How to Prevent Carpal Tunnel Syndrome
Acquiring carpal tunnel syndrome depends on a number of factors, but there are some things you can do to lessen your chances.
One thing you can do to protect yourself from acquiring carpal tunnel syndrome is by using proper hand and wrist movements. You can do this by spreading pressure and motion evenly to your fingers and by keeping your wrists straight.
Another is taking breaks from tasks that require repetitive movements of fingers such as typing. You can also switch hands in other activities that require you to do repetitive motions with it.
This way, you can rest your hands from doing any activity that might cause problems. There are also available ergonomic keyboard and mouse devices that support the wrist adequately to prevent it from unnecessary strain during long work hours.
Dealing With Carpal Tunnel Syndrome at Home
Carpal tunnel syndrome can be dealt with and effectively managed depending on its intensity. During its early stages, it can be managed by nonsurgical treatment at home.
Using thumb braces. Wearing a thumb brace, one that is specifically designed to prevent bending of your wrists and support your thumb, allows you to keep them straight while at rest or when sleeping.
NSAIDs. Inflammation and pain can be reduced by taking NSAIDs (Nonsteroidal anti-inflammatory drug) such as ibuprofen and naproxen.
Managing activities. Switch the usual position of your hands when in use for long periods of time. This may keep the disease from progressing.
Hand exercises. Your doctor may recommend certain exercises that help stretch the wrist and avoid the narrowing of your carpal tunnel.
Steroids. Cortisone can be injected into your wrist for temporary relief of symptoms displayed by the syndrome, depending on the orders of your doctor.

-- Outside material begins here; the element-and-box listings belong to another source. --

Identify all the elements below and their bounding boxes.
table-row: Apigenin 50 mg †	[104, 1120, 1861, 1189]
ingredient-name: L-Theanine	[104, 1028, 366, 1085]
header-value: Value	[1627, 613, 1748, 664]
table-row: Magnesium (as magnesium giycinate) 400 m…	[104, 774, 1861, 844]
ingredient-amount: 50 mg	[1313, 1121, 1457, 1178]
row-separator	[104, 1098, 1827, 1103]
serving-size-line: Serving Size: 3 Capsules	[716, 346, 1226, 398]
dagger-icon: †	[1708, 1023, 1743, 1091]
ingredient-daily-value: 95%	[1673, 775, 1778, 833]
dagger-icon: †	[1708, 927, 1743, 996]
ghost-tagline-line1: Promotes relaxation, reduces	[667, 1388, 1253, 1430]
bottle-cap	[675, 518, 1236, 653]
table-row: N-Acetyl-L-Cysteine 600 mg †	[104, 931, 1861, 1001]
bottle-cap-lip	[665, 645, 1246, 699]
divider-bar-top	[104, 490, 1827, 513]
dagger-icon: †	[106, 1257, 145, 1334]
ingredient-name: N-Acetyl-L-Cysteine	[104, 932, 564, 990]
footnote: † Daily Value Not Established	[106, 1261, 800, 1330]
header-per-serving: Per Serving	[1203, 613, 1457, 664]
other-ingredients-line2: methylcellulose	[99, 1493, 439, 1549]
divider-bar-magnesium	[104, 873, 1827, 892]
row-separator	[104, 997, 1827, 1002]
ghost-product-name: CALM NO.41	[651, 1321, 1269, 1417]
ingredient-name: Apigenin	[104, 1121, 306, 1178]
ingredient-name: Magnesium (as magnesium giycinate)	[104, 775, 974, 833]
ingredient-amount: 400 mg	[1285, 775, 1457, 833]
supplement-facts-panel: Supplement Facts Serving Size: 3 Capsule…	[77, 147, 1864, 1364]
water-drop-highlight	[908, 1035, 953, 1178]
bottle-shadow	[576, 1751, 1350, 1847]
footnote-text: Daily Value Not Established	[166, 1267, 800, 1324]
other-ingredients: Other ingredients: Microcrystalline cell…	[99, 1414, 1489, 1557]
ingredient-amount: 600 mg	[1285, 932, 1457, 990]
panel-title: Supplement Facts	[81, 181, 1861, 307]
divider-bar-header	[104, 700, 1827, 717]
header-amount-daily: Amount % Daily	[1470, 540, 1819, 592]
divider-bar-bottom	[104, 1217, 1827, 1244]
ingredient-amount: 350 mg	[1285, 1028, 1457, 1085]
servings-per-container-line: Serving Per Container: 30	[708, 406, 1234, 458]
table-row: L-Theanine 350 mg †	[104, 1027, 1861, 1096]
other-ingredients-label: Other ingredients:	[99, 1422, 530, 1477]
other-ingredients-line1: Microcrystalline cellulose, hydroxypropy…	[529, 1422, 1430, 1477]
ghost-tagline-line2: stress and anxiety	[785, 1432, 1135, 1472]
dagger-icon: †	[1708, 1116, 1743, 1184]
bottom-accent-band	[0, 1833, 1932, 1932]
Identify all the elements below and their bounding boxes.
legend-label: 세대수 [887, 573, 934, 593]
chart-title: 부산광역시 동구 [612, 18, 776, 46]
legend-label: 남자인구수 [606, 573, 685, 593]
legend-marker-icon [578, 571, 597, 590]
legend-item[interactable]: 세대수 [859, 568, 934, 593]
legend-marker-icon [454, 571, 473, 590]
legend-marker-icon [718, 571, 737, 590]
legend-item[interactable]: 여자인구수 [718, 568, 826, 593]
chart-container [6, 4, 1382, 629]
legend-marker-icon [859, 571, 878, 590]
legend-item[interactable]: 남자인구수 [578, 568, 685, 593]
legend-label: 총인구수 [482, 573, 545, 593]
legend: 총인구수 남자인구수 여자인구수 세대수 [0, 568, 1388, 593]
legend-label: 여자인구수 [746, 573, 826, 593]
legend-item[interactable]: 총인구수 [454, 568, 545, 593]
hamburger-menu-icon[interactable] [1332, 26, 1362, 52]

When Should You See a Doctor?
If you have displayed any of the signs and symptoms above that are gradually getting worse, it is important to see a doctor. Even though it is not a serious or fatal condition, carpal tunnel syndrome worsens over time and can disrupt your productivity. For these reasons, early detection and treatment are essential.
Your doctor might conduct a series of tests to determine the existence and stage of the condition and might recommend you for surgery the condition can no longer be managed by medicines and lifestyle adjustments.